Fastenzeit: 40 Tage bewusster Verzicht. Ob aus gesundheitlichen, religiösen oder sonstigen Gründen: Viele aus dem Bezirk Bruck an der Leitha nutzen die Zeit bis Ostern, um zu fasten.

Von Stefanie Cajka, Max Stepan, Brigitte Wimmer und Josef Rittler. Erstellt am 17. Februar 2021 (04:45)
Dechant Paul Gnat.
Cajka

Keine Süßigkeiten, kein Fleisch, kein Alkohol – so oder so ähnlich lauten die Vorsätze, die viele Menschen für die Zeit bis Ostern gefasst haben. Denn mit dem Aschermittwoch ist es wieder soweit: Die Fastenzeit beginnt.

„Jedem von uns tut ein bisschen Verzicht gut.
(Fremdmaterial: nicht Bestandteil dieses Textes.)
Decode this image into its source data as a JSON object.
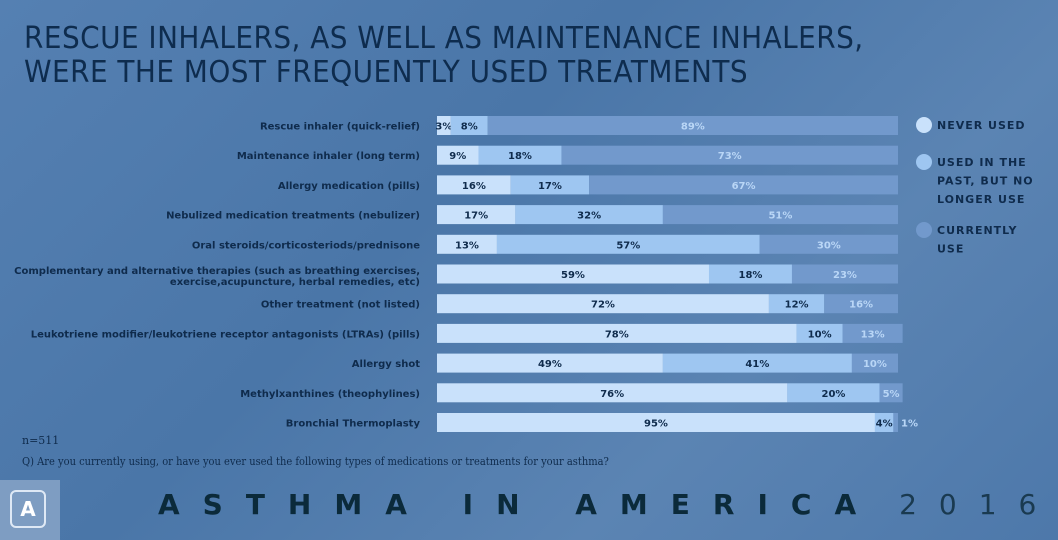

Die Kirche hat immer betont, dass es nichts Negatives, sondern etwas Positives ist“, erklärt Dechant Paul Gnat zum Thema Fasten im Gespräch mit der NÖN.

Jeder muss da selbst in sich hineinhören, was für eine Art des Fastens für ihn oder sie am besten passt." Brigitte Krenn, Chefin des Schwechater Weltladens

Die Fastenzeit hat schon eine sehr lange Tradition. In der Kirche stelle sie einen zentralen Punkt für das spirituelle Leben dar, wie Gnat erklärt. „In unserer modernen Kultur haben wir fast alles und bekommen alles, was Getränke, Essen, Kleidung und Vergnügungsmittel angeht. Der Körper braucht Entbehrungstage, also das Fasten, damit uns bewusst wird, dass die Zeiten nicht immer nur da sind, um gut gelaunt zu sein – wie im Fasching –, sondern dass es auch traurige Zeiten gibt“, führt der Dechant aus. Er beschreibt diesen Prozess als eine Möglichkeit, sich zu überlegen, was im Leben wichtig ist. „Das lehrt uns, bewusster zu leben“, so Gnat. Gleichzeitig mache das Fasten „die Sinne scharf“ und schaffe dadurch eine „frische Beziehung zu Gott“. Er selbst verzichtet in der Fastenzeit auf Süßigkeiten und Alkohol. „Das tut für Leib und Seele sehr gut“, spricht der Dechant aus Erfahrung.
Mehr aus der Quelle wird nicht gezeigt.